Difference Between a Phone Number, Extension, and Landline

The telecom industry has come a long way in the last few decades. Remember the days of 1-800-COLLECT and 10-10-321? Cell phones have revolutionized calling. Now we can hop on a call anywhere.

But cell phones are not the only area where phones have evolved.

The days of businesses installing and using an intricate home landline telephone system and network in their offices are disappearing. Most businesses are switching from home landlines to VoIP services because they are more cost-effective for streamlining office communications. VoIP line systems are great for establishing a quality connection, making business on-the-go easier while keeping productivity levels at an all-time high.

In fact, equipping your business with an electronic phone system, such as VoIP services, can improve office communication, decrease costs, and increase productivity. 

Understanding the differences between how a traditional business telephone system works versus an Internet-based communication service can be confusing, especially since the equipment and technology are different than what most businesses are accustomed to using.

Although each phone system differs in provider, phone type, features and size of the overall system, the basic “guts” of a phone share common characteristics and can serve as a great starting point for understanding a new office phone system.

If you are one of these businesses trying to do away with your landline telephone system, it may help you to learn about the basic differences between a phone number, a phone extension, and a line. Read on to learn the difference between these, so you can make a more informed decision about the future of your business’ communication system.

What is a Phone Number?

We all know what a phone number is because we all have one. But let’s take a look at how that phone number is connected or transmitted.

In its most basic form, a phone number is a unique series of digits, similar to a computer’s IP address. It acts as a kind of street address so the system knows how to connect you to the person you’re calling.

Depending on the provider is either dialed and connected through a fixed or “land” telephone line, which connects to a provider through the Public Switched Telephone Network (PSTN) or a wireless electronic telephony device, such as what is commonly used today with mobile phones. Phone calls made from mobile phones today are transmitted using radio waves from cell towers, but they are routed to numbers all the same.

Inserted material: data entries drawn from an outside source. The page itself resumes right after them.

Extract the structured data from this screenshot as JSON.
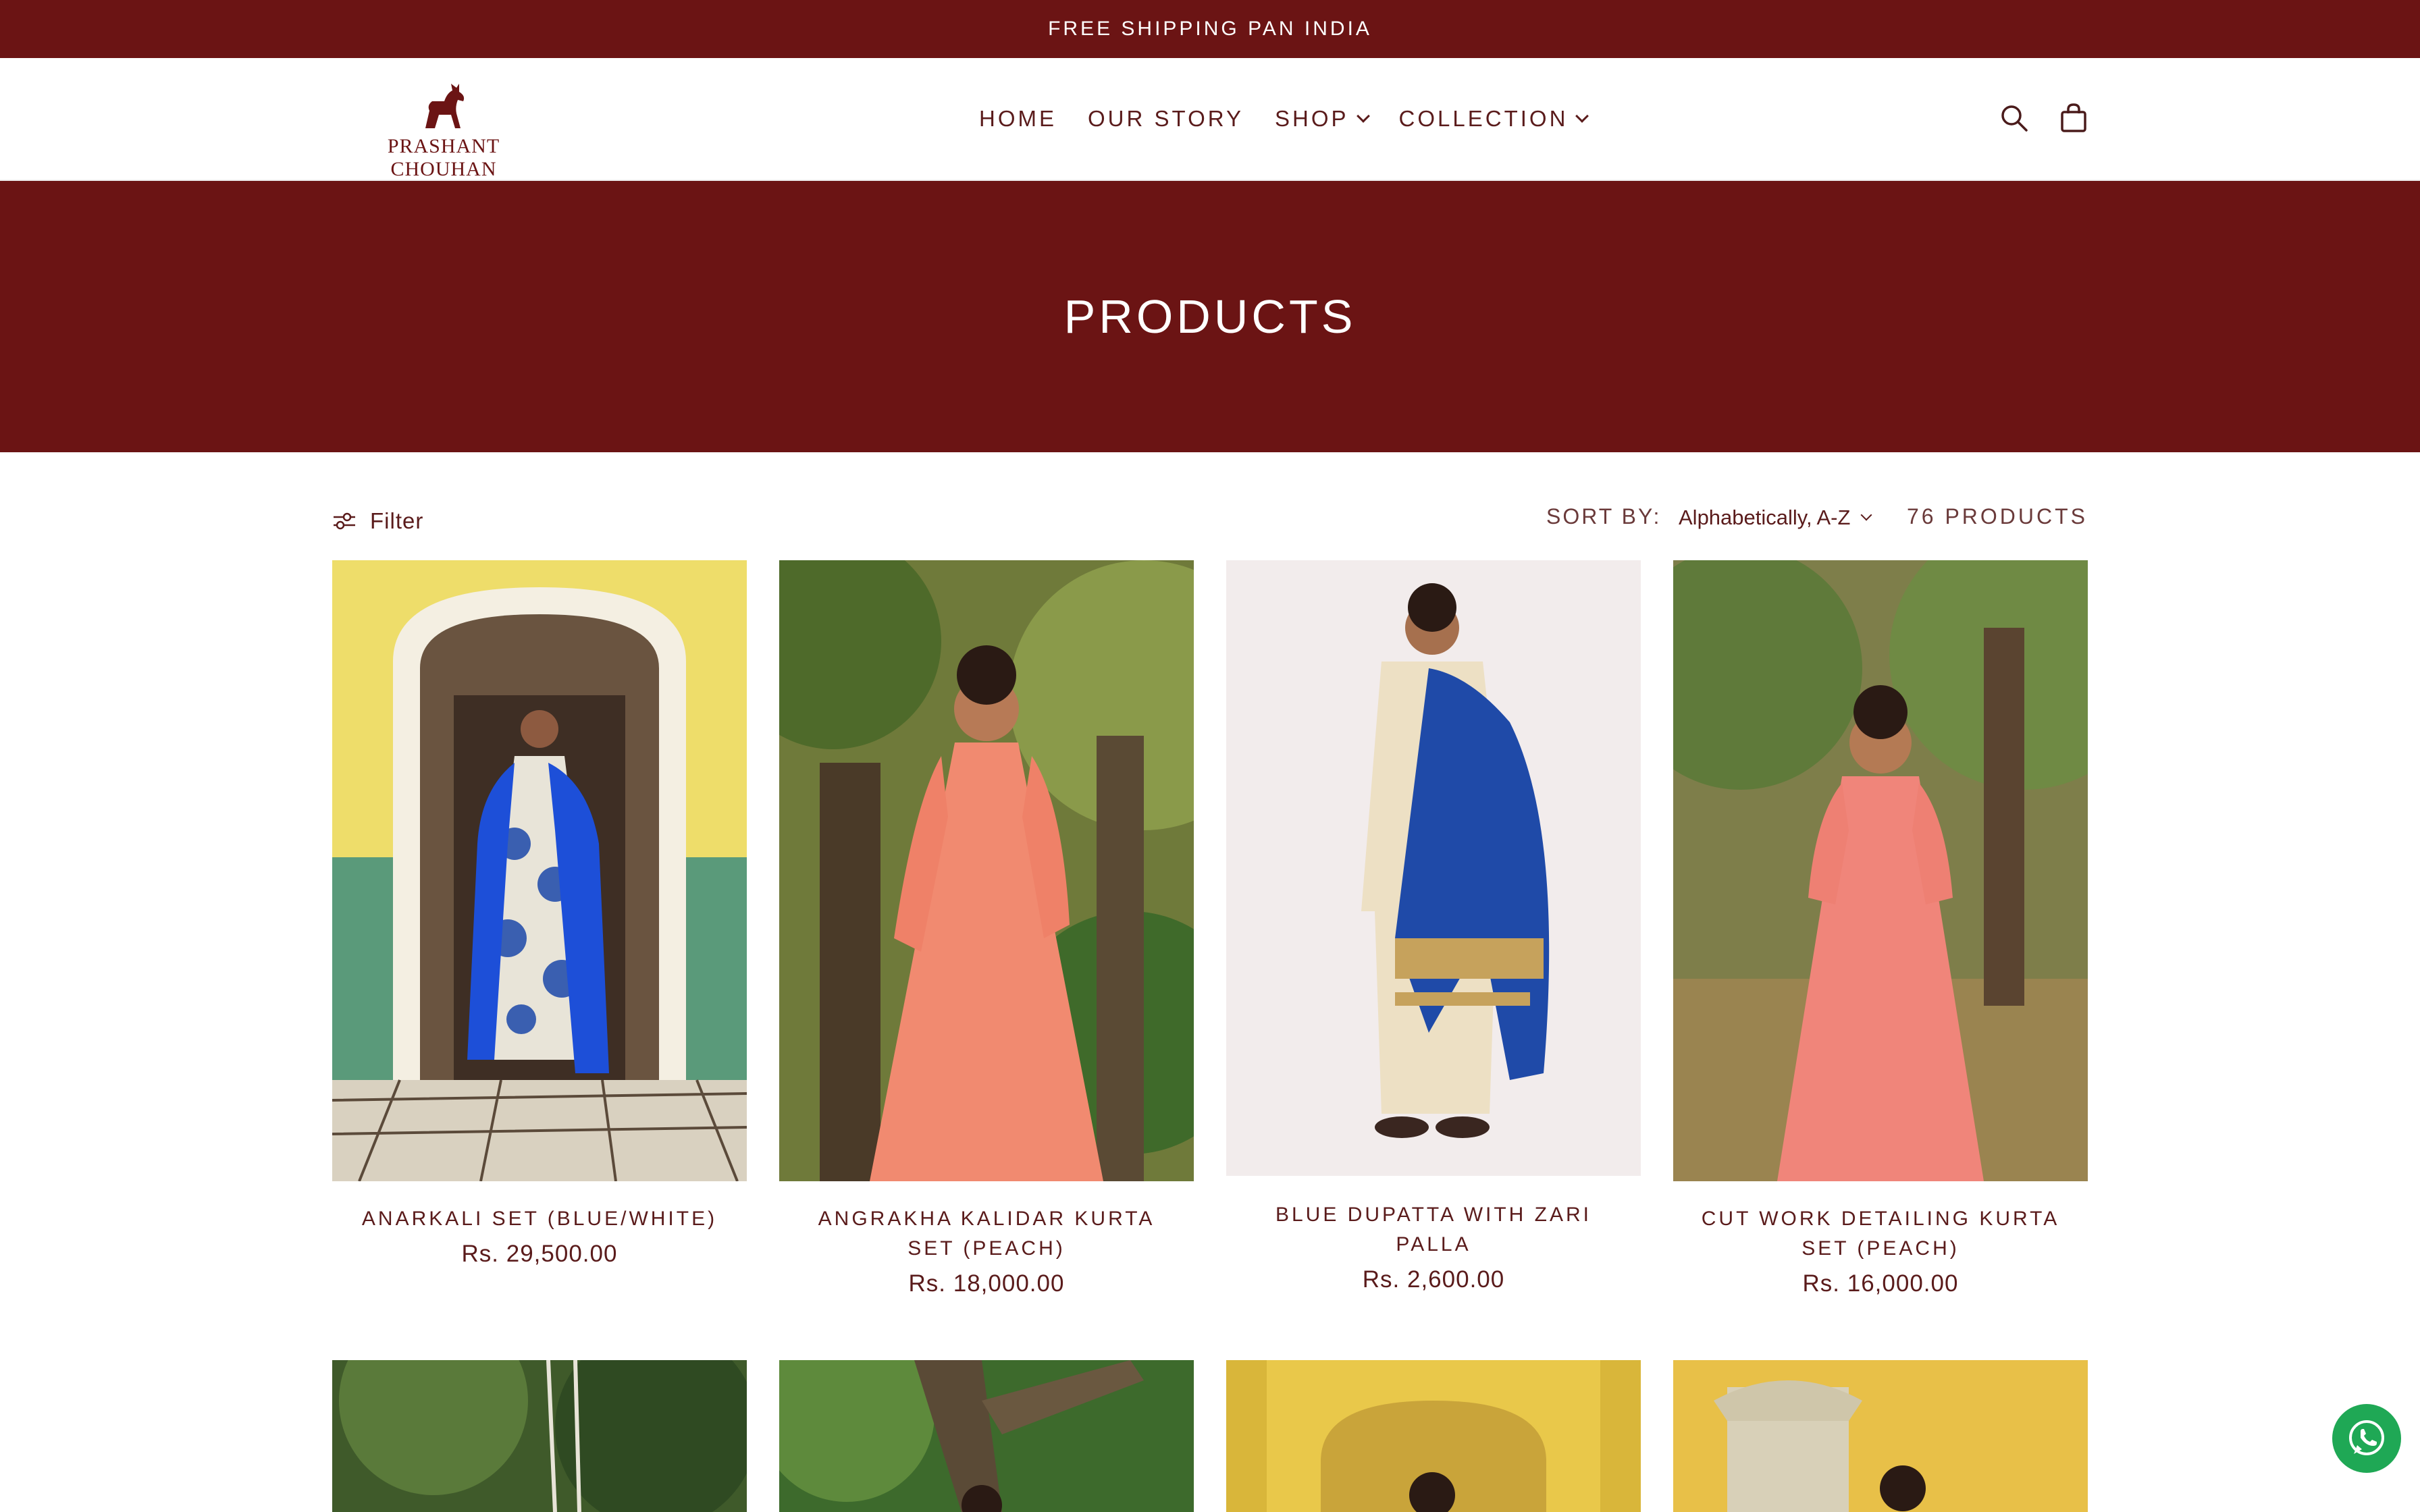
{
  "announcement": "FREE SHIPPING PAN INDIA",
  "brand": {
    "name": "PRASHANT CHOUHAN",
    "color": "#6b1414"
  },
  "nav": {
    "items": [
      {
        "label": "HOME",
        "dropdown": false
      },
      {
        "label": "OUR STORY",
        "dropdown": false
      },
      {
        "label": "SHOP",
        "dropdown": true
      },
      {
        "label": "COLLECTION",
        "dropdown": true
      }
    ],
    "icons": [
      "search-icon",
      "cart-icon"
    ]
  },
  "hero": {
    "title": "PRODUCTS"
  },
  "toolbar": {
    "filter_label": "Filter",
    "sort_label": "SORT BY:",
    "sort_value": "Alphabetically, A-Z",
    "product_count": "76 PRODUCTS"
  },
  "products": [
    {
      "title": "ANARKALI SET (BLUE/WHITE)",
      "price": "Rs. 29,500.00"
    },
    {
      "title": "ANGRAKHA KALIDAR KURTA SET (PEACH)",
      "price": "Rs. 18,000.00"
    },
    {
      "title": "BLUE DUPATTA WITH ZARI PALLA",
      "price": "Rs. 2,600.00"
    },
    {
      "title": "CUT WORK DETAILING KURTA SET (PEACH)",
      "price": "Rs. 16,000.00"
    }
  ],
  "colors": {
    "accent": "#6b1414",
    "whatsapp": "#1fa855"
  }
}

Why have more than one phone number?

Businesses can have more than one phone number. But why would anyone want more than one phone number?

One reason is to separate different parts of the business. Instead of having one number everybody calls, you could have separate numbers for shipping, customer service, sales, etc. This makes it a lot easier for your current and future customers. Also, you may want your salespeople to have multiple numbers.

A more complex reason is geo-targeting. You may want to have numbers in every area code, so when your salespeople call, it’s coming from a local number. VoIP can route your calls automatically through a different phone number depending on where you’re calling.

What is a Phone Extension?

Back in the day before VoIP, each phone line was connected to the PSTN. This helped lines be shared from desk to desk in a single location. This system allowed employees to call a “phone number extension”, which is similar to a phone number but only involves a unique series of four digits. These digits are the extension number and “extension” of a phone number or line, which connects to the main telephone line.

If the phone number is the street address, the extension number is the apartment number.

In business, an extension number typically refers to a telephone line that is on a private branch exchange (PBX) system. The PBX is similar to an electronic switchboard allowing multiple lines within an office to interconnect without connecting to a single outside line.

Furthermore, each user extension may have different phone features, such as call forwarding, a voicemail inbox and messaging. Users can also transfer incoming calls to other extensions.

What is a Line?

We refer to the term “line” frequently. But what is a “line”? In the traditional sense, a “line” refers to a telephone wire that connects to a circuit, which connects to the PSTN. These “lines” refer to the telephone wires that we see overhead.

Today, a line just means the virtual connection between the two phones.

So what’s the difference between a telephone number, a phone extension, and a line?

A phone number is the “address” people dial to call you. An extension is a more focused part of that address. A line is an actual connection.

So if you had 5 numbers or extensions but only 2 lines, only 2 people can be using the phones at a time. 

When you’re setting up your phone system, make sure you understand that so you get enough lines and phone line extensions.

The Future of the Phone Communications and Digital Technology—Beyond 2017

Traditional business phone systems have become complex over the years. However, VoIP services help make communication less complicated, without the need for an older system, telephone lines, clunky equipment or a switchboard or to manually connect calls.

We’ve already begun to see the evolution of digital and virtual technology in phone communications.

So what’s in store for telecom in the future? 

With text messages via mobile phones and messaging apps dominating the communications industry, the future of the telecommunications industry is uncertain.

For example, apps such as WhatsApp and Apple’s iMessage represent more than 80 percent of all texts, and Skype accounts for more than a third of all international voice traffic.

In the end, it’s important for businesses to understand where phone numbers came from, how they function, and where they are going in order to make more informed decisions about their communication systems.